Con pocos años dedicados al ciclismo de montaña, Mudarra ya ha conseguido un gran número de victorias.
Israel Mudarra tiene ahora 37 años “pero son pocos los que llevo inmerso en el ciclismo de montaña”, explica el cuco. “Yo antes corría a pie pero una lesión me impidió seguir con el atletismo. El médico me recomendó que para mejorar la lesión practicara bicicleta”.
Y es así como nace un campeón del MTB o, como él mismo se describe, un “gran enfermo” del MTB. “Empecé cogiendo la bici dos días en semana pero poco a poco me fui enganchando a este deporte hasta que acabé subido a la bici casi toda la semana”, cuenta Israel.

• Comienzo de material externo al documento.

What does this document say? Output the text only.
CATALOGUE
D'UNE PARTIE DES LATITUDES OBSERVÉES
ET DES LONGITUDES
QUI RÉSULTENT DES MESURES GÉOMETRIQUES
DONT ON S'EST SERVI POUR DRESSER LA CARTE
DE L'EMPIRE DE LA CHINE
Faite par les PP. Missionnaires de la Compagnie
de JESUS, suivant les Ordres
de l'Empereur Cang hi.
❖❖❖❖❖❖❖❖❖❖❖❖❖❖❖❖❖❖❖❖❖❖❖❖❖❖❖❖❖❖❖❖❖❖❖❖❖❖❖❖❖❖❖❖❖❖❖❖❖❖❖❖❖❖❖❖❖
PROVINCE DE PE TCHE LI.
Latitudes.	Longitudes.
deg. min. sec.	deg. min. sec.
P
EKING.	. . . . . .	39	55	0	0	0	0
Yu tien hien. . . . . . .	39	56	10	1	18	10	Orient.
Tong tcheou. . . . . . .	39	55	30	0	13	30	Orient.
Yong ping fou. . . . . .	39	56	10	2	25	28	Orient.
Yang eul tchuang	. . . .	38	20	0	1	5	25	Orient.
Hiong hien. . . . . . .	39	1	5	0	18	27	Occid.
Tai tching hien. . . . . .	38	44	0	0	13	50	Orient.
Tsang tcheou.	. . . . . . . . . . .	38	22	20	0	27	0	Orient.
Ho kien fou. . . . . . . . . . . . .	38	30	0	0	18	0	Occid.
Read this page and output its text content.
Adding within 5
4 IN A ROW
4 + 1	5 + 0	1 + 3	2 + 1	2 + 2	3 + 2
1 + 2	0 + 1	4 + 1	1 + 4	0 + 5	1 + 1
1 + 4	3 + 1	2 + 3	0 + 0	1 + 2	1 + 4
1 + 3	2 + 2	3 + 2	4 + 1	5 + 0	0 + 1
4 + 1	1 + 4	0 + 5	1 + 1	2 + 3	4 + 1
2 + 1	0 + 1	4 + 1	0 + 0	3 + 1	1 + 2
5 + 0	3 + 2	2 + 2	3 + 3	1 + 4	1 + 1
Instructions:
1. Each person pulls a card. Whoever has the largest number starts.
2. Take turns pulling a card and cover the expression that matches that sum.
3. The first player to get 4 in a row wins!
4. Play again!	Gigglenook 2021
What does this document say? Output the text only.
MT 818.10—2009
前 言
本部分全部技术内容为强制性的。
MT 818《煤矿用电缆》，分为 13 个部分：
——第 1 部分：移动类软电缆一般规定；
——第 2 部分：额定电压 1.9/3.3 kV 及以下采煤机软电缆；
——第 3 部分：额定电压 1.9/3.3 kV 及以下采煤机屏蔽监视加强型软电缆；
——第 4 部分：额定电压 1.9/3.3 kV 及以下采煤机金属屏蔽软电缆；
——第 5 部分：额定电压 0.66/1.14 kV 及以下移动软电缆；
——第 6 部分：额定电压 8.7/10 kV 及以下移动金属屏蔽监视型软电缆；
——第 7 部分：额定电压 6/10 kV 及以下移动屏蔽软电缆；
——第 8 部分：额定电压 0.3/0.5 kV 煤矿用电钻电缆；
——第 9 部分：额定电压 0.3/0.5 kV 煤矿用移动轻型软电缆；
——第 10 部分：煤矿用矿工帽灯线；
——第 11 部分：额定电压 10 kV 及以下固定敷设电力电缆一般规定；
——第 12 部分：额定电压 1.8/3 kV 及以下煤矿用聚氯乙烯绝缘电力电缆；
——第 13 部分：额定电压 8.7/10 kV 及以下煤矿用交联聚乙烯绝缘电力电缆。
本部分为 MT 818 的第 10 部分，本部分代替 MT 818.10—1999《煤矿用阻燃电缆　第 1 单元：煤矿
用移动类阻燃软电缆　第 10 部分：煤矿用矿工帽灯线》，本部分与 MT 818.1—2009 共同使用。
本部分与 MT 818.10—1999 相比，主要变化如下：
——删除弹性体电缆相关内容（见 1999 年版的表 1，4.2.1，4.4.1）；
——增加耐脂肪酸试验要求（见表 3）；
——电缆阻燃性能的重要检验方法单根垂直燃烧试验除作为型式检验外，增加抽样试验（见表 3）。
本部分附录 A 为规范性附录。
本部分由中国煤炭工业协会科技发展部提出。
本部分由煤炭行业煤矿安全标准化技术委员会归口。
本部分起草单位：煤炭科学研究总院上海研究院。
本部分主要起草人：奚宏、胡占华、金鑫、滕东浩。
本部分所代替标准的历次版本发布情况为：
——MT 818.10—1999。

Y de una prescripción médica a una vida dedicada al ciclismo de montaña. “Llevo compitiendo en torno a cinco o seis años”, aclara el ciclista, quien pasó de un paseo en bicicleta unas cuantas horas a la semana semana a competir a nivel Provincial, Regional y, finalmente, Nacional. En la modestia de una persona deportiva, Israel Mudarra quita importancia a los méritos y logros obtenidos. “Al año consigo unas cinco o seis victorias, ya tengo varios podios, pero eso no es nada”.
Pero su pueblo, su querida Almodóvar del Río, sí le ha dado valor a sus logros, a su superación, a su deportividad, a su forma de dar ejemplo a los jóvenes. Es por todo ello que le ha otorgado el VIII Trofeo Kiko Pastor.
Kiko Pastor fue presidente fundador del Club Adesal, donde trabajó sus últimos años en la promoción del balonmano femenino. Además, durante 20 años fue coordinador de deportes del Colegio Salesiano, destacando por su carisma y su humanidad con sus alumnos.”Fue un gran hombre, primero como persona y después como deportista por lo que ser galardonado con un trofeo creado en memoria y honor de este gran cordobés es emotivo y todo un orgullo para mí“.
La entrega tuvo lugar el pasado domingo 28 de septiembre rodeado de familiares, amigos y vecinos quienes no quisieron perderse la ocasión de aplaudir a Israel. “Fue un momento muy emocionante”, concluye Mudarra quien seguirá sobre la bicicleta, “viviendo para pedalear, pedaleando para vivir” y, seguro, trayendo más trofeos hasta su Almodóvar del Río.